We’ve learned a lot, working together on this series for so long. And since we’ve noticed more people collaborating on art as a team, we’d like to offer these folks some advice for keeping the workflow and the relationship healthy.
- First, Make sure everyone’s on the same page before starting the project. We’ve resolved a lot of our chronic problems by collaborating on layouts (similar to thumbnails) at the outset, so there’s no surprises when a deadline is breathing down our necks.
- We also find it’s beneficial to frankly say what aspects of the page or elements are important to you, and giving each other a few veto votes — for instance Shelli is particular when it comes to consistent character designs and Braden often pushes to incorporate more elements into a panel to reinforce the scene or the action.
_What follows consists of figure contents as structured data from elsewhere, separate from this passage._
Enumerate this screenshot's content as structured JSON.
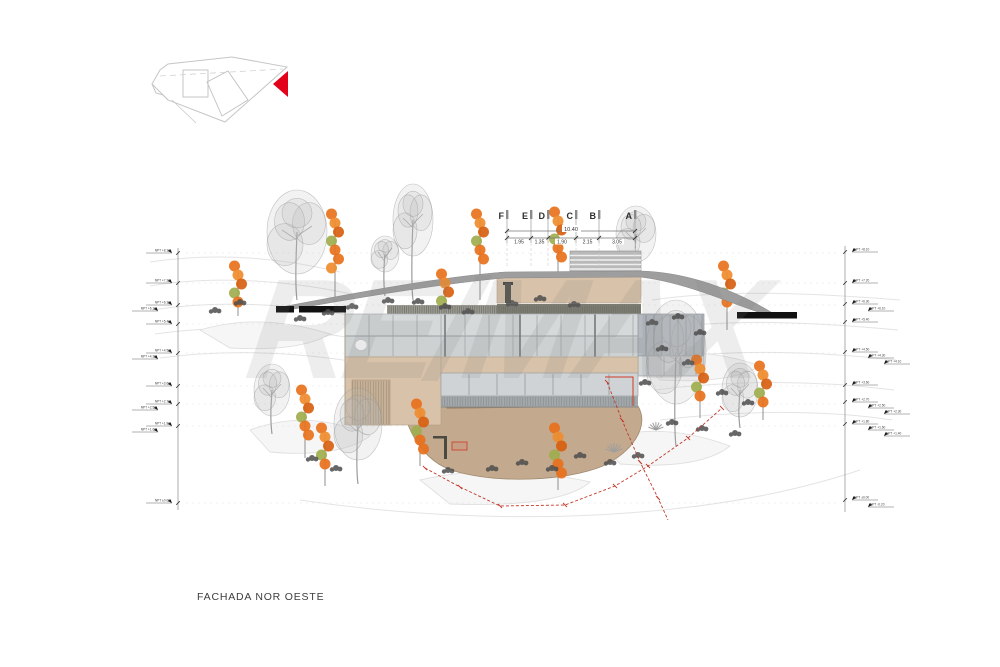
{
  "title": "FACHADA NOR OESTE",
  "watermark": "RE/MAX",
  "grid": {
    "letters": [
      "F",
      "E",
      "D",
      "C",
      "B",
      "A"
    ],
    "overall_dim": "10.40",
    "segment_dims": [
      "1.95",
      "1.35",
      "1.90",
      "2.15",
      "3.05"
    ]
  },
  "levels": {
    "left": [
      "NPT +8.10",
      "NPT +7.20",
      "NPT +6.30",
      "NPT +6.10",
      "NPT +5.40",
      "NPT +4.50",
      "NPT +4.30",
      "NPT +3.60",
      "NPT +2.70",
      "NPT +2.50",
      "NPT +1.80",
      "NPT +1.60",
      "NPT ±0.00"
    ],
    "right": [
      "NPT +8.10",
      "NPT +7.20",
      "NPT +6.30",
      "NPT +6.10",
      "NPT +5.40",
      "NPT +4.50",
      "NPT +4.30",
      "NPT +4.10",
      "NPT +3.60",
      "NPT +2.70",
      "NPT +2.50",
      "NPT +2.30",
      "NPT +1.80",
      "NPT +1.60",
      "NPT +1.40",
      "NPT ±0.00",
      "NPT -0.20"
    ]
  },
  "colors": {
    "accent_red": "#e2001a",
    "boundary_red": "#c0392b",
    "wall_tan": "#d8c2a9",
    "terrain_brown": "#c3a98e",
    "roof_gray": "#9e9e9e",
    "glass_gray": "#d6d9da",
    "foliage_orange": "#e8711c",
    "foliage_green": "#9fae4e",
    "tree_gray": "#b5b5b5",
    "shrub_dark": "#4d4d4d"
  }
}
- When you’re working with people who have different strengths (i.e. human beings), recognize your own strengths, as well as your weaknesses. And be proud of your partner’s strengths, and allow them to be the authority on that skill. Putting your ego aside allows for a speedier workflow. This one of the reasons we started working together, because we’re already honest with each other as a couple.
- Always be willing to change the way you work if you’re working as a team, for the sake of the project. We believe we make good comics because of the thought that goes into every page, and our shared commitment to good, clear, and inventive visual storytelling. The way we work together means that not only are our voices are equally matched, but they sound good together.
- Collaborating closely on a creative project is not for everyone, but if you’re coming up in comics, you might consider working that way for the benefits of involving two creative minds. If you do, start early, as it can take a while to get used to. And yes, stress will find its way in, especially when deadlines loom. Manage stress, notice your partner’s stress and address it. Over all, respect the person you’re working with, whether you’re married to them or not.
And for the record, we never argue. We just have IDEA BATTLES.